The hard-liners complained that a foreign "imperialist" had been allowed to "defame the revolution and insult our people." In an editorial in the People's Daily in 1974, Mr. Antonioni was denounced for showing "unfruitful lands, lonely old people, tired animals and ugly houses."

The director was deeply hurt by the attacks and by the Italian government's failure to defend him. His bitterness continued for many years. After the economic changes that followed Mao's death, Chinese officials approached the filmmaker in the early 1980s to see whether he might be willing to visit China again. He demanded an apology for the attacks, but the Chinese refused and the visit never was made. In 2002, both sides talked of screening the film in China, but the idea was scuttled at the last minute when Beijing changed its mind.

Despite the vast changes in China in recent years, it took courage for Beijing to allow the film to be screened today, Italian officials said. The Cultural Revolution remains a sensitive and ambiguous subject for Chinese authorities, who have never apologized for the millions of lives it shattered. In Mr. Antonioni's case, the decision to screen his films is as close to an apology he is likely to get.

"It's a small, hesitant change, but a change," an Italian diplomat said. "It's a way for the new leadership to show the changes without much risk to themselves."

Chung Kuo bears all the marks of Mr. Antonioni's distinctively oblique style, the same enigmatic approach that caused such controversy in the cinema world when L'Avventura was released in 1960. The film contains not a single interview and not a single sentence of political analysis. The filmmaker deliberately rejected the conventions of script or story.

"I went to China not in order to know it but to have a look and to record what was passing in front of my eyes," he said later.

The film succeeds as an artistic work and as a portrait of ordinary life in an isolated country. With his customary detached tone and extremely long takes, the camera gazes at the Chinese people, their faces and movements. Long scenes pass without a word beyond the hubbub of background conversation and the sound of bicycle bells and street noise.

"Even today, the film is still fresh and natural and modern," said Mr.
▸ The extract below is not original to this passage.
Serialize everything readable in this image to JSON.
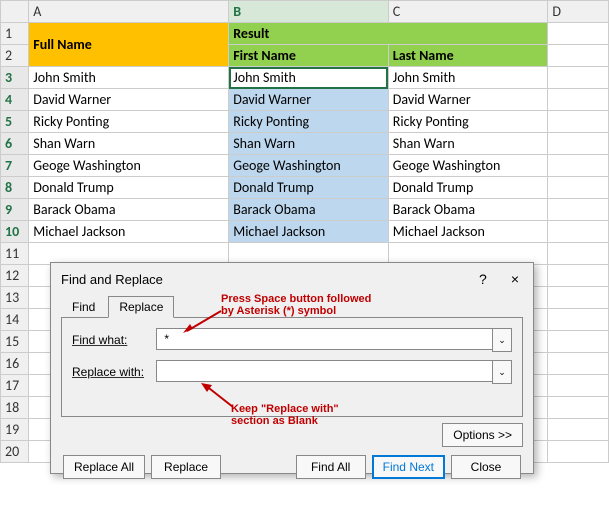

Antonioni's long-time collaborator, Italian director Carlo di Carlo, who helped edit the documentary in 1972. "What's very important is the slowness and reflectiveness of it, which is very Chinese, in a way. Antonioni's film language, in its understanding of time and space, is very close to the Chinese aesthetic."

The film's narrator makes it clear that the authorities had tried to control Mr. Antonioni's camera, forcing him to shoot some street scenes secretly. But the film remains sympathetic to the Communist regime, praising it for reducing malnutrition and even expressing envy for the leisurely pace of life in Chinese cities. "There seems to be neither anxiety nor hurry," the narrator says.

For the audience in Beijing, the film was a journey to a land long ago and far away, as alien as any distant galaxy. Most of the audience members were young people who knew little of the Cultural Revolution beyond the stories they might have heard from their parents. They gazed in fascination at the women in pigtails and drab clothing, the men in Mao suits and badges, the mud streets lacking any billboards, souvenir stands or glitzy trappings of today's capitalist economy.

Many of the Chinese audience members could not help laughing at the Maoist songs and revolutionary posters that the film captured. They giggled when an elderly woman explained that she had few grandchildren because "to build a socialist society, small families are better." They chuckled at the scenes of kindergarten children marching like Chinese soldiers, singing songs of praise to the People's Liberation Army.

"The people in those times were affected too much by propaganda," said Zheng Tianxin, a 19-year-old university student who attended the film. "They had even lost the ability to revolt."

Xu Qi, a 26-year-old bank clerk, said she was glad the film was no longer banned. "Certainly it was not a propaganda film," she said. "If anyone held such a view, it's a big insult to a real artist like Antonioni. A true artist will never obey the requirements of others."